Just the same way you are not expected normally to manually edit tables inside the db, you
should not change this file, or copy parts of it to the answer file. Of course, sometimes
it can be useful, and sometimes people here will suggest that, but generally speaking, if
you had to do that, that's a bug.
BTW, editing generated answer files is also not recommended and not "officially"
supported.
The expected way to use an answer file is:
1. Have a system A in some state S0
2. Run engine-setup interactively, answer its questions as needed, let it create an answer
file Ans1.
3. System A is now in state S1.
4. Have some other system B in state S0, that you want to bring to state S1.
5. Run there engine-setup with --config-append=Ans1
Of course, editing answer files usually works, and in some cases you can achieve useful
things this way that can't be done by mere interactive run. But whenever you do that,
it's your own responsibility.
Test first on a test system, make sure it does exactly what you wanted/ expected, then use
in production.
Just as an example for a simple and useful violation, if during testing you often run
engine-setup on systems with little RAM, and want to get rid of the question if you want
to continue with not enough RAM, you can create a file e.g.

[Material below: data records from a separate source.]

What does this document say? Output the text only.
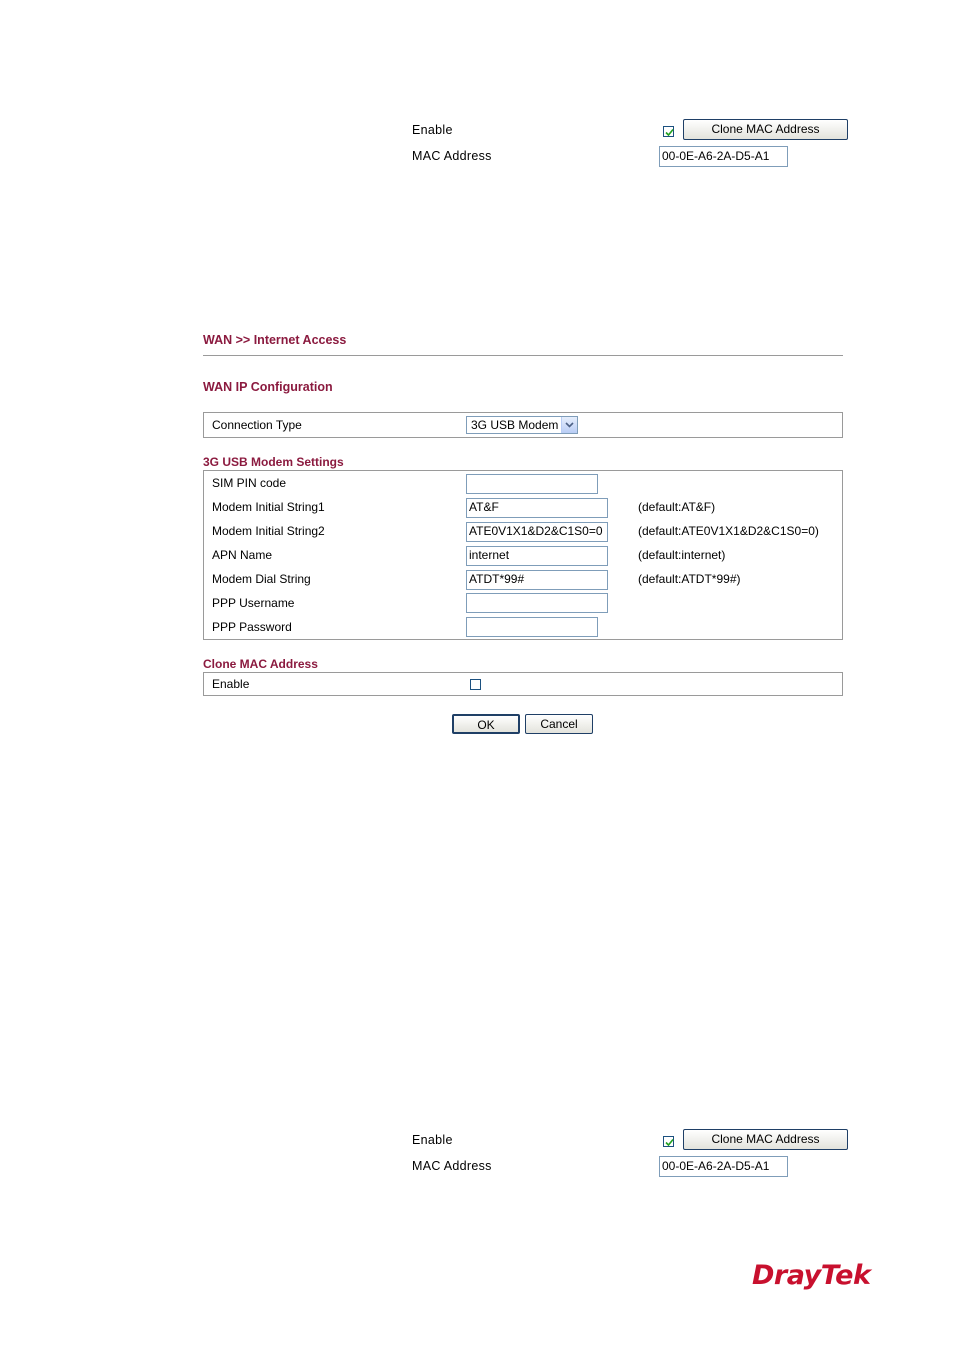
Enable	Clone MAC Address
MAC Address	00-0E-A6-2A-D5-A1
WAN >> Internet Access
WAN IP Configuration
Connection Type	3G USB Modem
3G USB Modem Settings
SIM PIN code
Modem Initial String1	AT&F	(default:AT&F)
Modem Initial String2	ATE0V1X1&D2&C1S0=0	(default:ATE0V1X1&D2&C1S0=0)
APN Name	internet	(default:internet)
Modem Dial String	ATDT*99#	(default:ATDT*99#)
PPP Username
PPP Password
Clone MAC Address
Enable
OK	Cancel
Enable	Clone MAC Address
MAC Address	00-0E-A6-2A-D5-A1
DrayTek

/etc/ovirt-engine-setup.conf.d/99-my-stuff.conf
with content:
[environment:default]
OVESETUP_SYSTEM/memCheckEnabled=bool:False
As I said, this is not recommended - use at your own risk, test and know what you are
doing!
(the above should probably be in the wiki somewhere. Hopefully the mailing list archives
are almost as good)
You are correct about the iso domain not being available until the
data center is up, and this requires a data domain. He had said in an
earlier thread he does not see it in the UI at all.
I'm no expert, just speaking from my experiences with ovirt.
Hey, didn't intend to be offensive - thanks for trying to help!
That's much appreciated. Hope now things are clearer.